Interestingly, the market's predictions for future gold prices are completely opposite. The World Bank is relatively pessimistic, believing that the speculative frenzy of the past few months has partially subsided, and the upward momentum for gold and silver has significantly slowed. They forecast that the average gold price in 2026 will be around $4,700, then fall back to $4,300 in 2027. But Deutsche Bank's view is much more aggressive, believing that global central banks will continue increasing their gold holdings, and the rally in gold is far from over. They even predict that if emerging market central banks push their gold reserves to 40%, gold could reach $8,000 within the next five years.
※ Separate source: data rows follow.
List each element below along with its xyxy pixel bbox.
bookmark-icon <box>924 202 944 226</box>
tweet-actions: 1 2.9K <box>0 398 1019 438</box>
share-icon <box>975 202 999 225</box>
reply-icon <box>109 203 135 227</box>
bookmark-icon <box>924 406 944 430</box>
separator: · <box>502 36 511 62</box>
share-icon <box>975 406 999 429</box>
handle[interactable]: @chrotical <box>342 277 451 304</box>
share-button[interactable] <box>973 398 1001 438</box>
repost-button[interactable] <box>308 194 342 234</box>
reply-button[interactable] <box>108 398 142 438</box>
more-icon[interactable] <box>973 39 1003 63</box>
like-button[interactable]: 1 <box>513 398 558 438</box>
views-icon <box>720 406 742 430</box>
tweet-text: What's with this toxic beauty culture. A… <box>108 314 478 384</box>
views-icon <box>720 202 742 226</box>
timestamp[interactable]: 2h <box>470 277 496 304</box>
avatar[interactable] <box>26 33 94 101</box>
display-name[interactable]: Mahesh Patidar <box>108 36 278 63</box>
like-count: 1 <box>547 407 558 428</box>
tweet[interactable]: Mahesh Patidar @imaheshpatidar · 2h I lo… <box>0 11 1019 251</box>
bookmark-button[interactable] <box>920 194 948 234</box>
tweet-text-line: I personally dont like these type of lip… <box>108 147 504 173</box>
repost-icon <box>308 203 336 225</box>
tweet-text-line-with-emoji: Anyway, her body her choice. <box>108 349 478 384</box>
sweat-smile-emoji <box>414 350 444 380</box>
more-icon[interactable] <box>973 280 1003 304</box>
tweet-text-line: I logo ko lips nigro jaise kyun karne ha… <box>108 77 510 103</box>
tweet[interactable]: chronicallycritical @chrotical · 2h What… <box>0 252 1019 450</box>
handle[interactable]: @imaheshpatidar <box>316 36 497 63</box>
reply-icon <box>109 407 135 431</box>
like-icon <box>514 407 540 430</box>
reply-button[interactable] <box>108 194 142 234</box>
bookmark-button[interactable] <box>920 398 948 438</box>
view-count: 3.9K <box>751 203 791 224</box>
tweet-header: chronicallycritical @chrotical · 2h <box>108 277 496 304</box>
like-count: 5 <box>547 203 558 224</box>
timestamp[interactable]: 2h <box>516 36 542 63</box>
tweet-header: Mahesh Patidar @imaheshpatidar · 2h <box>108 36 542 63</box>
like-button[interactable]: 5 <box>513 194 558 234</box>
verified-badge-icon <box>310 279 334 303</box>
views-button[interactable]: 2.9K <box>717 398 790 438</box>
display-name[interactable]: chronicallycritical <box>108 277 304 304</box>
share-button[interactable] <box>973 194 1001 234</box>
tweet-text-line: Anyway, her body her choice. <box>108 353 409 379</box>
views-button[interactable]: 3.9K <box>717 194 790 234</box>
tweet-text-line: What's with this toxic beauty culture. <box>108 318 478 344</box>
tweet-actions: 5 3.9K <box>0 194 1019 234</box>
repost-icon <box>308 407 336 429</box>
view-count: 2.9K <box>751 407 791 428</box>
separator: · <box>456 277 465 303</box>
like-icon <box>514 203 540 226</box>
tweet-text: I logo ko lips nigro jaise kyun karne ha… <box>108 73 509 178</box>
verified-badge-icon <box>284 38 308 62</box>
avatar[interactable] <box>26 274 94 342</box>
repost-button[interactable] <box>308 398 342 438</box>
This huge divergence reflects the real dilemma in the market regarding gold price trends. On one side are concerns about inflation and expectations of rate hikes; on the other are the support from central banks' continued accumulation. From the perspective of gold price forecasts, the key still depends on how the situation in the Middle East evolves. If the conflict exceeds expectations, crude oil could stay high at $95–$115, supporting precious metals; if it eases quickly, oil prices will fall back, and the upward momentum for precious metals will indeed be limited.
I personally think that at this stage, the gold price trend depends more on the pace of geopolitical developments. In the short term, high energy costs will continue to support prices, but in the long run, it still depends on the global economic fundamentals and central bank policy directions. For investors, now may be the time to observe more cautiously rather than blindly chase higher.